A/N: The characters of Les Miserables are the creation of Victor Hugo and, of course, are not my property. Day 17 (stockings) of the 25 Days of Fic Challenge. May be mildly AU, as I didn't check whether a December fit Hugo's timeline.
1
Cosette wills her pounding heart to slow as she huddles under her quilt. Footsteps in the night on the creaking floorboards of her chamber mean only bad things.
Waking with the pallid sun across her face, her first thought is that the expected beating never happened. No midnight demands to mop or scrub or fetch, no greasy strangers' fingers pinching her cheek as she poured their coffee, no. . . other things.
The child's shivers ease from her adult body. She opens her eyes to a room of simplicity and comfort—no garret, this, but tall windows, warm faded curtains, and her own pressed flowers and bibelots pinned around the mirror of her dressing table. She slips a robe over her chemise and takes chilly steps across the floor to make up the fire. The nuns won't approve of her lounging in bed so late.
The clothes drying on the rack in front of the fireplace are plain, but they're no orphans' rags. Even after so long, she can't help but stroke the silvery gray fabric, as amazed by the smoothness of her own fingers as the fineness of the weave.
One of her stockings is bulging. . . it won't do to tear it, and she hates darning, though she smiles over it obediently, as it's still far better work than scrubbing or the other. . . oh. When she reaches to take the stocking from the rack, it overflows with peppermints, nuts, and ribbons. Oh, Papa. The bounty runs through her fingers into the bowl formed by the skirt of her chemise as she digs greedily into the toe for the hidden clementine.
She's already dug a fingernail into the clementine's skin and is breathing its tart, sweet scent when she remembers. Nobody will come to take her treasures away. She can set them on the dressing table in perfect security. She can have them still in March or April or even July, if she likes.

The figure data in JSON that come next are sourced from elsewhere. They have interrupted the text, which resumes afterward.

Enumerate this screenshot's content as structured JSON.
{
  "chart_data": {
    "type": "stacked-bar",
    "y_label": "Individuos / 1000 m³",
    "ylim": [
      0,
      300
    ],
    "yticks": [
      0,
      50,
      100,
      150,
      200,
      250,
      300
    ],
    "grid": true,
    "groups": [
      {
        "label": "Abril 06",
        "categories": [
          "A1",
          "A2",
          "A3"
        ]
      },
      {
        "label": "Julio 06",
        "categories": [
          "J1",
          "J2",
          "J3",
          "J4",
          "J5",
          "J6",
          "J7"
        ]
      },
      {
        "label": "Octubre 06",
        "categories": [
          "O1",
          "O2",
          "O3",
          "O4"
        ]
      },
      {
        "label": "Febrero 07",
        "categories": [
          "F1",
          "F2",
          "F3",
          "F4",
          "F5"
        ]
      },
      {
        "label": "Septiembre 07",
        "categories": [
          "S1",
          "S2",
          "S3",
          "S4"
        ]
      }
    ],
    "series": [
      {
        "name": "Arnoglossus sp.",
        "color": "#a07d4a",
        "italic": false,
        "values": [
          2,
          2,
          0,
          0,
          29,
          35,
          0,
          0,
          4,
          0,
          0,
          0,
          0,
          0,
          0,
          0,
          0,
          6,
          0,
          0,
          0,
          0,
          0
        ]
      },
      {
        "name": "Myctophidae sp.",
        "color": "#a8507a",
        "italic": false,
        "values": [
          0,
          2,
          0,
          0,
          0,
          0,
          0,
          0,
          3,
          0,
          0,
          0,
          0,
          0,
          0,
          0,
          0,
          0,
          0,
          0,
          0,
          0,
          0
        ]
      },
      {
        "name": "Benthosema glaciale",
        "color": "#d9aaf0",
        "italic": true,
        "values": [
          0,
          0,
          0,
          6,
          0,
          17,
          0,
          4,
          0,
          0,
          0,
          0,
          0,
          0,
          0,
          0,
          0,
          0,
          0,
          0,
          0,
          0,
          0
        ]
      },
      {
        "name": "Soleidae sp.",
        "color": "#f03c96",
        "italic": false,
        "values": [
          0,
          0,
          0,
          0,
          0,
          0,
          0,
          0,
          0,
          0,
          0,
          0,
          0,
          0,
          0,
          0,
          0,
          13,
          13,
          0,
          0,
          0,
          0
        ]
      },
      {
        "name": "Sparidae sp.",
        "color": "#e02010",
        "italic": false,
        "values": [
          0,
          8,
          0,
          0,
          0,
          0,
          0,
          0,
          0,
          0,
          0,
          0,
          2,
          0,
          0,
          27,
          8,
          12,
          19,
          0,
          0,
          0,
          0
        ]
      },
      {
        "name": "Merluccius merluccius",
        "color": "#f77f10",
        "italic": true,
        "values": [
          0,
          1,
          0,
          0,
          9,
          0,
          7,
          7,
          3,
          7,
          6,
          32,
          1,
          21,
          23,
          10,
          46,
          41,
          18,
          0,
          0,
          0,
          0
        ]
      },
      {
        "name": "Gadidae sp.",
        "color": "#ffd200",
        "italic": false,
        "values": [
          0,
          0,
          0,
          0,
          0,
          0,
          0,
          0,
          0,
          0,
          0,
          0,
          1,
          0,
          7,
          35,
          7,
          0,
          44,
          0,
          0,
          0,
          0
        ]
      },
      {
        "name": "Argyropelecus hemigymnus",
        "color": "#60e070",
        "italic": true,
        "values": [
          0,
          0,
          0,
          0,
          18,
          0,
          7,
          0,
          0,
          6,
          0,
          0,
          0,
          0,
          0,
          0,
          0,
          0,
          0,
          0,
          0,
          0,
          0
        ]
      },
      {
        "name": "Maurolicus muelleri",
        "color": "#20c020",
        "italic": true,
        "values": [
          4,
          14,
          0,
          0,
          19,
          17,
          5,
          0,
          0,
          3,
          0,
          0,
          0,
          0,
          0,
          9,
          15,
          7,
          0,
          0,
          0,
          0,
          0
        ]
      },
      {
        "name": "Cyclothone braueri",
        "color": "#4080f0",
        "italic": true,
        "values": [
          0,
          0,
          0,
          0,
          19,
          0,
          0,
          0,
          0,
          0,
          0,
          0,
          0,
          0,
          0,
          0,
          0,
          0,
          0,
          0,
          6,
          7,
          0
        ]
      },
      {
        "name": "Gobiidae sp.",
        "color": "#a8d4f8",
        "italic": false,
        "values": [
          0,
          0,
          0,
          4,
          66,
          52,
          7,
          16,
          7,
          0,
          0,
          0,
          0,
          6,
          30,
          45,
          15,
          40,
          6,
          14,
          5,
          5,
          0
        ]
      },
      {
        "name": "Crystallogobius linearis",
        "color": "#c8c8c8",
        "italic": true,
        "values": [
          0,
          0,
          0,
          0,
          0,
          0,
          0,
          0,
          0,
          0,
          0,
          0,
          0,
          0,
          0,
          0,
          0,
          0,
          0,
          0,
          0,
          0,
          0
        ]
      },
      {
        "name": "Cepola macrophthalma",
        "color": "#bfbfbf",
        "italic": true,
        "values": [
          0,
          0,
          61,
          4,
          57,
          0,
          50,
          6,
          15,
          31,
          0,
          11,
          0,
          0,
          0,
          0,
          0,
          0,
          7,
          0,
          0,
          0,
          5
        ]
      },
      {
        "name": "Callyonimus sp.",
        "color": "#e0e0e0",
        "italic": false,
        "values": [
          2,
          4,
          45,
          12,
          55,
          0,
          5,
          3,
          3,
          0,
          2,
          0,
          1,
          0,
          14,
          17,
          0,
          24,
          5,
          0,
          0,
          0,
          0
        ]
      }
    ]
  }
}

Cosette sweeps the bounty from her lap into a drawer of the dressing table and hurries to dress so she can thank Papa for the surprise. Last thing, as she always does, she pauses before the mirror to check that everything is proper—it took her over a year to master remembering all the buttons and laces a young lady must fasten—and to smile at the demure young woman who faces her. No more ragged orphan, ever, thanks to Papa.
She's turning to the door in a whirl of gray skirts when she stops to grab one peppermint and slip it into her sleeve. Just in case.
2
Cold seeps so deep into Éponine's bones that she tells herself she no longer feels it.
When she pushes back the tattered pile of blankets and the December air hits her bare arms, she knows better.
Nothing she owns is really enough to stay warm. She can wrap herself in blankets and walk the streets like some ghost of past misdeeds, hoping to steal a jacket from someone overheated with drink.
She pushes her icy toes into her sabots, but the left one hits something.
A lump of coal.
How it rolled there, she can't imagine, but it's a little heat.
3
It's when the water freezes in his basin that Marius misses his grandfather's house.
He cracks the ice with a gesture that he calls practiced, though he's only been practicing it these past two weeks. New habits form swiftly enough—he's succeeding at this adventure in independence—but the memory of crackling fires and warm towels linger.
At his grandfather's house, he'd be up early in his dressing gown with his feet on the warm grate when the maid brought hot coffee with a plate of croissants so buttery that his fingers slipped on his pen after he ate one.
He didn't think so well, then, of course. He's had his eyes opened, here among the people. He sees more clearly; he thinks more deeply; he writes with an analytical vigor he scarcely imagined possible. He argues the issues of the day with minds that burn brighter than any hearth fire.
Marius' freshly washed stockings are stiff and cold, but he pulls them on anyway. The coffeehouse will be warm with the fire of the intellect.
If he's early enough, he can work on his sonnet for the beautiful girl in the garden. Fleur has so many rhymes that this poem threatens to become an epic.
4
Christmas is entirely bourgeois, Enjolras thinks as he strolls the snow-grimed streets to the coffeehouse. He has no patience with smiling pieties. The baby in the manger does not concern him: there are babies starving in the streets of Paris.
"Peppermint stick, m'sieur?" a boy's voice shouts.
Gavroche's grimy hand, red with cold, brandishes a sheaf of striped candies. He's grinning. He probably stole them. Enjolras is not against liberating property from the wealthy for the benefit of the poor.
"A true revolutionary shares, each equally with his brothers," Enjolras says. The cold makes his teeth ache.
"The revolution's coming, but dinnertime will be here first. Penny for candy from a poor street urchin?"
Gavroche's grin is so cheeky that Enjolras can't help smiling back. He digs in his jacket pocket for a penny—noticing as he does that his stockings need darning again—and hands it over.
"Merry Christmas, m'sieur!" Gavroche shouts as he dashes away.